If retirement is over 20 years away, it may not be one of the things at the forefront of your mind, but ignoring it can have dire consequences. You don’t want to work until you are 70 years old because that’s the only way you will have enough money to survive. There may come a time when you are no longer able to work to support yourself; the decisions you make today can affect your financial security and the quality of your life during that time. In addition to planning for retirement and funding a retirement plan, it’s important to consider what the future economy will look like. Consider inflation, which means that the dollar you have to day will have less purchasing power in the future. Skimping on your retirement contributions or underestimating how much is needed in the future will leave you with an unpleasant surprise when retirement age arrives. Lastly, procrastinating when it comes to retirement contributions—or even procrastinating about adding to your savings account—means you miss out on the benefit of time. The earlier the save, the more time you have to make your money grow. "Someone who puts $4,000 a year into retirement accounts starting at 22 can have $1 million by age 62, assuming 8% average annual returns. Wait 10 years to start contributing, and you'd have to put in more than twice as much -- $8,800 a year -- to reach the same goal."

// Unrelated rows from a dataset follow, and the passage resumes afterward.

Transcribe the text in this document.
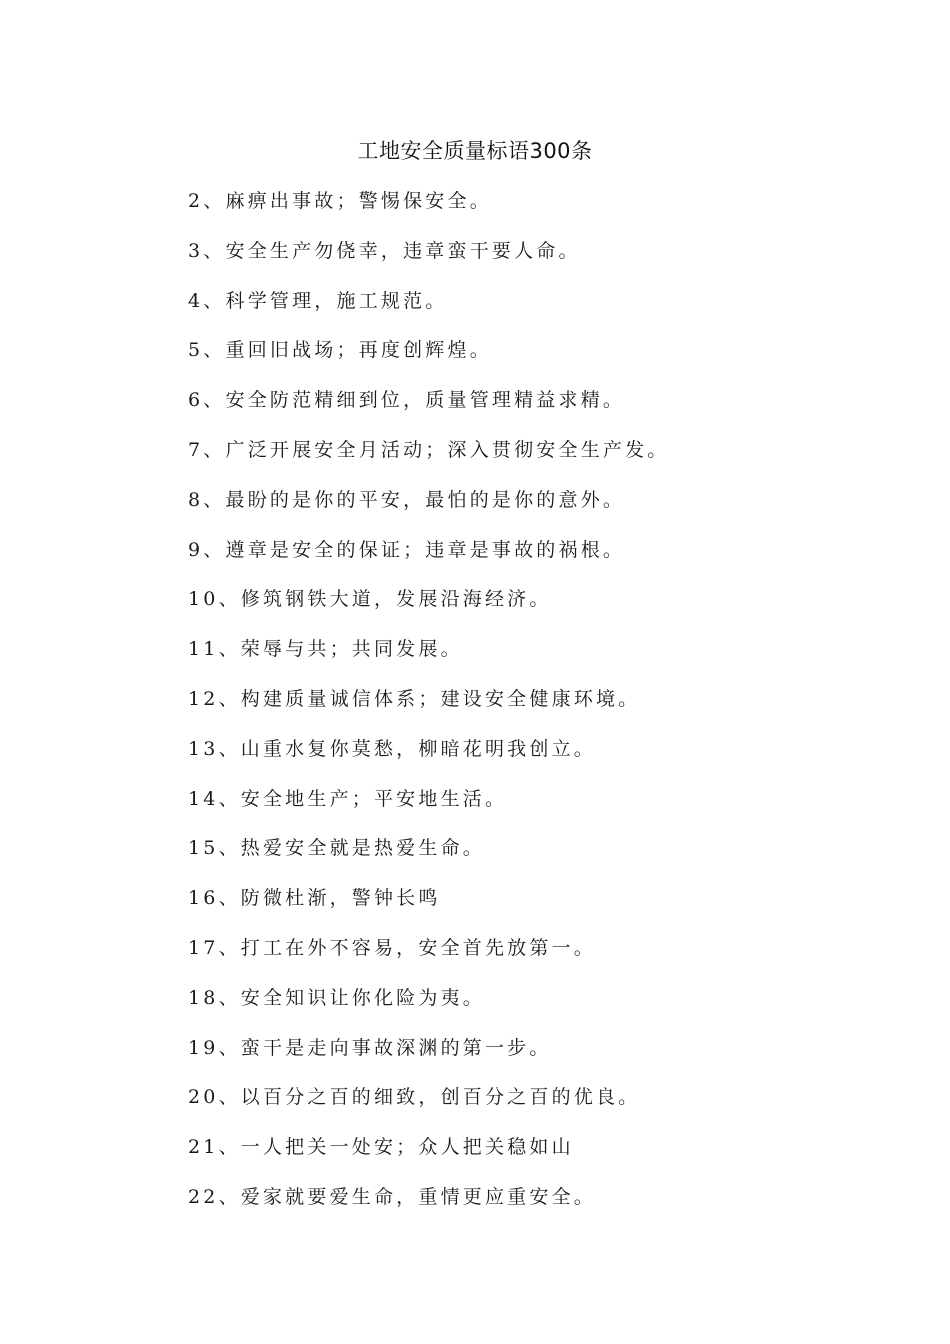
工地安全质量标语300条
2、麻痹出事故；警惕保安全。
3、安全生产勿侥幸，违章蛮干要人命。
4、科学管理，施工规范。
5、重回旧战场；再度创辉煌。
6、安全防范精细到位，质量管理精益求精。
7、广泛开展安全月活动；深入贯彻安全生产发。
8、最盼的是你的平安，最怕的是你的意外。
9、遵章是安全的保证；违章是事故的祸根。
10、修筑钢铁大道，发展沿海经济。
11、荣辱与共；共同发展。
12、构建质量诚信体系；建设安全健康环境。
13、山重水复你莫愁，柳暗花明我创立。
14、安全地生产；平安地生活。
15、热爱安全就是热爱生命。
16、防微杜渐，警钟长鸣
17、打工在外不容易，安全首先放第一。
18、安全知识让你化险为夷。
19、蛮干是走向事故深渊的第一步。
20、以百分之百的细致，创百分之百的优良。
21、一人把关一处安；众人把关稳如山
22、爱家就要爱生命，重情更应重安全。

“I can afford that, it’s ONLY $x (or $x per month)!”
A low purchase price may make you feel better about spending your money, but make no mistake-there are more factors to consider when making a purchase. A low price means very little if the item you get is of poor quality and will need to be repaired or replaced in the near future. Also, the purchase price is hardly ever the “real” price of an object. Whether it is tailor fees for a jacket, replacement ink cartridges for a new printer, or a data package for a new cell phone, most purchase require additional service charges. Ignoring these additional costs can result in a seemingly minute cash expenditure that creates a big dent in your budget in the future. Likewise, signing up for monthly subscriptions like gym memberships or cable services can negatively affects your budget as you are increasing your fixed monthly expenses, leave you more cash strapped each month. You are agreeing to regularly pay a guaranteed debt, while your future income may not be guaranteed. The future is unknown, and in the face of an emergency, you may find yourself unable to meet these financial obligations. There may be fees for late or missed payments, and even penalties for cancelling these services, so it is in your best interest to think long and hard before entering into one of these agreements.